You might encounter n/a sporadically in Explore UI as well as in drill-down panels or dashboards, events, and likely elsewhere on the Sysdig Monitor UI when no relevant metadata is available for that particular display. How n/a should be treated depends on the nature of your deployment. The deployment will not be affected by the entities marked n/a.

The following are some of the cases that yield n/a on the UI:

  • Labels are partially available or not available. For example, a host has entities that are not associated with a monitored Kubernetes deployment, or a monitored host has an unmonitored Kubernetes deployment running.

  • Labels that do not apply to the grouping criteria or at the hierarchy level. For example:

    • Containers that are not managed by Kubernetes. The containers managed by Kubernetes are identified with their  container.name labels.

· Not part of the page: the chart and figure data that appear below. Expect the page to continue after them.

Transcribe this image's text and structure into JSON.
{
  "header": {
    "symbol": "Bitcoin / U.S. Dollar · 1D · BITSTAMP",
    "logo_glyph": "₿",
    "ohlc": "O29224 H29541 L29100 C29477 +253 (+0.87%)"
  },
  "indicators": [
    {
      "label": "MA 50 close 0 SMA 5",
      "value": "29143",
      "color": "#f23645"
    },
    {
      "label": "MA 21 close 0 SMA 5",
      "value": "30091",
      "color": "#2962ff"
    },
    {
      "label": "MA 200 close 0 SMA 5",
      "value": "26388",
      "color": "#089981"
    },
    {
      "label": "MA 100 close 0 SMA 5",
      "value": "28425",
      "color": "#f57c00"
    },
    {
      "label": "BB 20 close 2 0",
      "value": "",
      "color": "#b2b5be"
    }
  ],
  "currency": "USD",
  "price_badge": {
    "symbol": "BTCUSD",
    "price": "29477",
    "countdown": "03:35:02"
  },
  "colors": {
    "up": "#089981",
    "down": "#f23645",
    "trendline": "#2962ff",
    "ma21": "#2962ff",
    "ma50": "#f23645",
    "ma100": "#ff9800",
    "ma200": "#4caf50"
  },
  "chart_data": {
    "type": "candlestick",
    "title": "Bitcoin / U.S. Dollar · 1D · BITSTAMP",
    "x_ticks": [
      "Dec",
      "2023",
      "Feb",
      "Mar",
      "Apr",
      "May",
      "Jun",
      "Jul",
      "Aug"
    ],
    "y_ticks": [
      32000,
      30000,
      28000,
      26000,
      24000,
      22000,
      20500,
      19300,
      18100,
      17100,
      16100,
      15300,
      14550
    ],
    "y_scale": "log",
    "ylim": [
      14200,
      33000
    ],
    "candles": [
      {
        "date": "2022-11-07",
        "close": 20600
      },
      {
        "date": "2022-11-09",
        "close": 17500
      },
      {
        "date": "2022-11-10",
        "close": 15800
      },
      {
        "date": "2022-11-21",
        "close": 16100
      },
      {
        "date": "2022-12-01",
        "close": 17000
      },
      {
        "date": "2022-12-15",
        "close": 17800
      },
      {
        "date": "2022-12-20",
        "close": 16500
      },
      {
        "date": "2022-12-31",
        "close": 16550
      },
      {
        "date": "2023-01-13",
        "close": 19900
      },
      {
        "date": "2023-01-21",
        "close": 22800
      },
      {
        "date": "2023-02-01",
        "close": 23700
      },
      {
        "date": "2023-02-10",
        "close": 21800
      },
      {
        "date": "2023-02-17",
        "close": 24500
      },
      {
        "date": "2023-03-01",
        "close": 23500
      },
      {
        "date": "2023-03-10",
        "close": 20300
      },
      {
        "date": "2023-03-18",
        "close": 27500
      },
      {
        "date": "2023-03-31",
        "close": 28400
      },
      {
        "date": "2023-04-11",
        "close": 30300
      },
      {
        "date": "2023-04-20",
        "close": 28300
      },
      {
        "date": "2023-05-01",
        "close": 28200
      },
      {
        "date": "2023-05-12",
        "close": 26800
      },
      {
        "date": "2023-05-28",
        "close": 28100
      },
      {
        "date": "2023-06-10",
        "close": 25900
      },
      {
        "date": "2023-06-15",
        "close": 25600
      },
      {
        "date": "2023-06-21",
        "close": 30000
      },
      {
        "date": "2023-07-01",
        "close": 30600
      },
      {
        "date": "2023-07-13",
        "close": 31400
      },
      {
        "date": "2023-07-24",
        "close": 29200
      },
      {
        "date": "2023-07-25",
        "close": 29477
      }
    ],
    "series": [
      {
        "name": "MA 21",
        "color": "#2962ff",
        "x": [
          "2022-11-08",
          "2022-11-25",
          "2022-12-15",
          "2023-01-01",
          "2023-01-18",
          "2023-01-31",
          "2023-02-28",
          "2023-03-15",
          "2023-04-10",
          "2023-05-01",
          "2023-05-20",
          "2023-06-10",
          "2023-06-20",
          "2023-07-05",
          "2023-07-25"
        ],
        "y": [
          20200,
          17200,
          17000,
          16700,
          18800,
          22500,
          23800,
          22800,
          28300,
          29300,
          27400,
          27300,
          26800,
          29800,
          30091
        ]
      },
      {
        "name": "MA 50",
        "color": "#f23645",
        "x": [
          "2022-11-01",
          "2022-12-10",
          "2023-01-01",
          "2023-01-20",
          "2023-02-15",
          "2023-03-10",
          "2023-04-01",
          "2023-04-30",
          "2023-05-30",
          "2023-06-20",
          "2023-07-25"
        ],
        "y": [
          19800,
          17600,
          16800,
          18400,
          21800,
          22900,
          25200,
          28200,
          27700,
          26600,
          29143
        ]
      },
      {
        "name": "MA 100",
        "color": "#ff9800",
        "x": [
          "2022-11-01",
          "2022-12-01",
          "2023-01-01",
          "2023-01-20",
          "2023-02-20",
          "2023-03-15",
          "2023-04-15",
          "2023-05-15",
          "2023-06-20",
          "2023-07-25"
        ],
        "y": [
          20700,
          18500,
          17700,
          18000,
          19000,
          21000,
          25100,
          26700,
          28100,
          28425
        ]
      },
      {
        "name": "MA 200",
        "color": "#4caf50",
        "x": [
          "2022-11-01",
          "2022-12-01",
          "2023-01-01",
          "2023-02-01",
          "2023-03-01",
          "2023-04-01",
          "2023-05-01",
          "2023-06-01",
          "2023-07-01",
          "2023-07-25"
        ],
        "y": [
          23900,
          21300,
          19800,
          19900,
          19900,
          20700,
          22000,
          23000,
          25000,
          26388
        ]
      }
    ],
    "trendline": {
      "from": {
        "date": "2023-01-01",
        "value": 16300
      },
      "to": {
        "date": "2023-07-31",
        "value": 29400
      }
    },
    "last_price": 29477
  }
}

    • In certain groupings by DaemonSet, Deployments render N/A and vice versa. Not all containers belong to both DaemonSet and Deployment objects concurrently. Likewise, a Kubernetes ReplicaSet grouping with the  kubernetes.replicaset.name label will not show StatefulSets.

    • In a kubernetes.cluster.name > kubernetes.namespace.name > kubernetes.deployment.name  grouping, the entities without the kubernetes.cluster.name label yield n/a.

  • Entities are incorrectly labeled in the infrastructure.

  • Kubernetes features that are yet to be in sync with Sysdig Monitoring.

  • The format is not applicable to a particular record in the database.